I’d kept in touch with Koerner over the years, through periods when he came and went, retired and disinterred himself, rejected his old repertoire and reinvented himself singing all those famous American folk songs that you always read in songbooks – you know, Acres Of Clams, The Old Chisholm Trail, The Young Man Who Wouldn’t Hoe Corn, Abdullah Bulbul Amir – but nobody ever actually sang. In the ‘70s, no longer with Elektra but usually still featuring the company of pianist Willie Murphy with whom he’d created the 1969 album Running, Jumping, Standing Still, he’d started recording those things for a tiny independent label run by Dave Ray.
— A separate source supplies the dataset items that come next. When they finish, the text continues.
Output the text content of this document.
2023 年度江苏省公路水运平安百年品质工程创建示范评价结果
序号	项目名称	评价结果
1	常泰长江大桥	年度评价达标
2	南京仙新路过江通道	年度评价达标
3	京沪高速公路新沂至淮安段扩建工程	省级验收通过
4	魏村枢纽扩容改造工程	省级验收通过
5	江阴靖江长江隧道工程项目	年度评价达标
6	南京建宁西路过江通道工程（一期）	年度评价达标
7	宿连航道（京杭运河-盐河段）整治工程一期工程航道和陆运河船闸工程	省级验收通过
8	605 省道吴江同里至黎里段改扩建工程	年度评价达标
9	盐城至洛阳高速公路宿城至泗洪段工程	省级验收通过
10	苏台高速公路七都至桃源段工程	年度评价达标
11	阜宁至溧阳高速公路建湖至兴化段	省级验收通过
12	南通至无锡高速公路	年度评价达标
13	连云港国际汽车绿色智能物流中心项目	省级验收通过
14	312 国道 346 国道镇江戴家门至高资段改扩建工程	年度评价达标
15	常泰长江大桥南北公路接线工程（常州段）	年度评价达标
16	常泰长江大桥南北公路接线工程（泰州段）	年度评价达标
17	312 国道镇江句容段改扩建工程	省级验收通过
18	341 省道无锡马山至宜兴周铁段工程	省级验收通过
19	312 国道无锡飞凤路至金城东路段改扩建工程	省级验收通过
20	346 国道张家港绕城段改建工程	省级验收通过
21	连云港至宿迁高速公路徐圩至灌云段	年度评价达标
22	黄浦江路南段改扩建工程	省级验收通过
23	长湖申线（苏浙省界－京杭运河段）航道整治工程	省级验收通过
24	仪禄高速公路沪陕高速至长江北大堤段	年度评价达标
He last came to Britain at the turn of the ’80s, appearing at Cambridge and a few clubs. He stayed with us for a few days, coinciding with the first visit to these shores by Chris Smither, if I remember correctly, and there was one daft night when we all lay on our backs at 4 a.m. in the local park while Koerner talked us through basic astronomy. Then he disappeared for a few more years until he finally reached his current recording home, the growing Minneapolis-based company Red House.